We do not expect our private sector applicants to become development specialists or their companies to become development agencies, but it is important that they understand that achieving a tangible development outcome is the principal justification for the grant funding from DFID and AusAID. We make it clear that this development outcome is an integral feature of the business models that we fund - what our applicants call customers or workers or suppliers, we call target beneficiaries.

We also went through the ABIF project assessment criteria and explained how we select projects for funding. By explaining this in detail, we hope that when the final selection is made those that fail to receive a grant may be disappointed, but at least they will understand the rationale behind our decision.

Among all of this, we constantly stressed on the importance of transparency and integrity. We have recently introduced an Applicant's Code of Conduct (available in Dari, Pashto and English from our project website) that explains our policy on illegal or corrupt practices and explains how anyone can report any suspicions they may have in this regard. It is an unfortunate fact of life that corruption is rife in Afghanistan, and we are determined to do everything that we can to prevent or detect corruption and to protect our own colleagues from malicious allegations (a real risk in this environment, especially when people are disappointed that they have not received a grant).
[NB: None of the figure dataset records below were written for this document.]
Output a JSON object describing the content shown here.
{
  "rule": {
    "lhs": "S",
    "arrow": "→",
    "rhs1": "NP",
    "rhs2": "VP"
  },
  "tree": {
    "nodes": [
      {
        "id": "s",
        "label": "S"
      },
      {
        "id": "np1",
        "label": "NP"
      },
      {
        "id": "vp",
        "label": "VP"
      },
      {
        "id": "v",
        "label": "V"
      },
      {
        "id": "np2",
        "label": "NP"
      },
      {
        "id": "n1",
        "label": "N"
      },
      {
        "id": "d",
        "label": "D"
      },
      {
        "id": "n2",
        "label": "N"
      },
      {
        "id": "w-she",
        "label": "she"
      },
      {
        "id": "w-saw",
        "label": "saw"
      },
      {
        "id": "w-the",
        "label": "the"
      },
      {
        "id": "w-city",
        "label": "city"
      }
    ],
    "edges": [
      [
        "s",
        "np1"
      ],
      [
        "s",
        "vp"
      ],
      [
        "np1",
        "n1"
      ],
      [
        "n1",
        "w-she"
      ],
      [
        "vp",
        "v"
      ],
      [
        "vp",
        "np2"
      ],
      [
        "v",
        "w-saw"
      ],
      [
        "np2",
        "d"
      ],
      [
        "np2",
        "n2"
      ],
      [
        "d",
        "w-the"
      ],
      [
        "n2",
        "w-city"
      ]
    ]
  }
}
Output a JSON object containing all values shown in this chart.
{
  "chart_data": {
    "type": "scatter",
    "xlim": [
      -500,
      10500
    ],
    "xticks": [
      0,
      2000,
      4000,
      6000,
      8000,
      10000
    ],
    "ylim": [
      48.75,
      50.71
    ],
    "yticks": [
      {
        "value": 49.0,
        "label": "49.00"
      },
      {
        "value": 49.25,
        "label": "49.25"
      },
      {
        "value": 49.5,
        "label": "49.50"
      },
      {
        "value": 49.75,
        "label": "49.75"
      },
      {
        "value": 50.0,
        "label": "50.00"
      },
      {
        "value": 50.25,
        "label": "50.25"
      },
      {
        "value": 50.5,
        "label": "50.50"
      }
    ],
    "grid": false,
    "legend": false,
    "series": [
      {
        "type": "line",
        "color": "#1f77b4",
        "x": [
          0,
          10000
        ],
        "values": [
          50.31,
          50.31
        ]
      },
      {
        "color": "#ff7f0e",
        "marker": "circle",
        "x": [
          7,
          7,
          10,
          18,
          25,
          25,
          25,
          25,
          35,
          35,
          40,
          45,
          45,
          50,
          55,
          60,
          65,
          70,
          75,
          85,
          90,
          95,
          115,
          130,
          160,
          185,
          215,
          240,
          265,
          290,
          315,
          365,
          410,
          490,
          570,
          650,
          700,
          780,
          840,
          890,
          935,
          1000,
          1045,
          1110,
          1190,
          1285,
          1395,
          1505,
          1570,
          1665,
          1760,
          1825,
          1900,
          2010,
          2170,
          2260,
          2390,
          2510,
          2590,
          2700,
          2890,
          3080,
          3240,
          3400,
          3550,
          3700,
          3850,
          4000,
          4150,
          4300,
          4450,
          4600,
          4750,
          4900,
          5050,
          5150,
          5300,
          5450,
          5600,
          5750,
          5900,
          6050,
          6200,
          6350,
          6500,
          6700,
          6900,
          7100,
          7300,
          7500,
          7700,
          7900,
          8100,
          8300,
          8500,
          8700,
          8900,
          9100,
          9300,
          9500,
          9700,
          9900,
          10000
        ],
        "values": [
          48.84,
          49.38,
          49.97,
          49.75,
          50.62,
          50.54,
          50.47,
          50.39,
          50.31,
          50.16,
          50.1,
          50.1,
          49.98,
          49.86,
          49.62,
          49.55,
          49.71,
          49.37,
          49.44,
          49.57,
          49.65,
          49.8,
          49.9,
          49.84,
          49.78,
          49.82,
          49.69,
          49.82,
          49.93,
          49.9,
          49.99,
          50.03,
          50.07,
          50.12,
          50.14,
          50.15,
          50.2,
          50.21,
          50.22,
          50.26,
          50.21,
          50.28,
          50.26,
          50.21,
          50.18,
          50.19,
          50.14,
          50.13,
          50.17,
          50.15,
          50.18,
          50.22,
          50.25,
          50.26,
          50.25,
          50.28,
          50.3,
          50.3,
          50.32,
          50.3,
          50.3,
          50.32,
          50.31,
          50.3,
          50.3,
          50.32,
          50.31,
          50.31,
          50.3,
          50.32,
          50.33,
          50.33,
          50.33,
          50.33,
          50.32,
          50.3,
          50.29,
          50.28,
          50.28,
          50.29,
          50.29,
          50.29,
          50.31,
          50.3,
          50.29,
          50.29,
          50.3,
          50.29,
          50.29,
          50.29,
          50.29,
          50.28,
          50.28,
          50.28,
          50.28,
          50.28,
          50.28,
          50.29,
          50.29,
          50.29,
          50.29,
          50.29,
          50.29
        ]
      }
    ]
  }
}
Finally, we introduced our list of approved consultants, local business development service providers who we have vetted and are available to provide support to applicants. Applicants are free to select a consultant from this list, introduce their own consultant to us for vetting or go for a DIY approach. So long as they use an approved consultant, they are eligible for a 50% cost contribution from ABIF of up to US$5,000. This amount has been selected based on how much work is involved in providing a fundable business plan and local market rates. Beyond vetting approved consultants, we do not get involved in the commercial arrangements between applicant and consultant, we want to encourage them to get used to negotiating a deal and then working together in a professional way.

The feedback from the 70 or so people who attended was entirely positive. The deadlines for the remainder of Round 2 are tight, but at least we are now starting from a solid foundation of a high quality shortlist and a good shared understanding of what is required.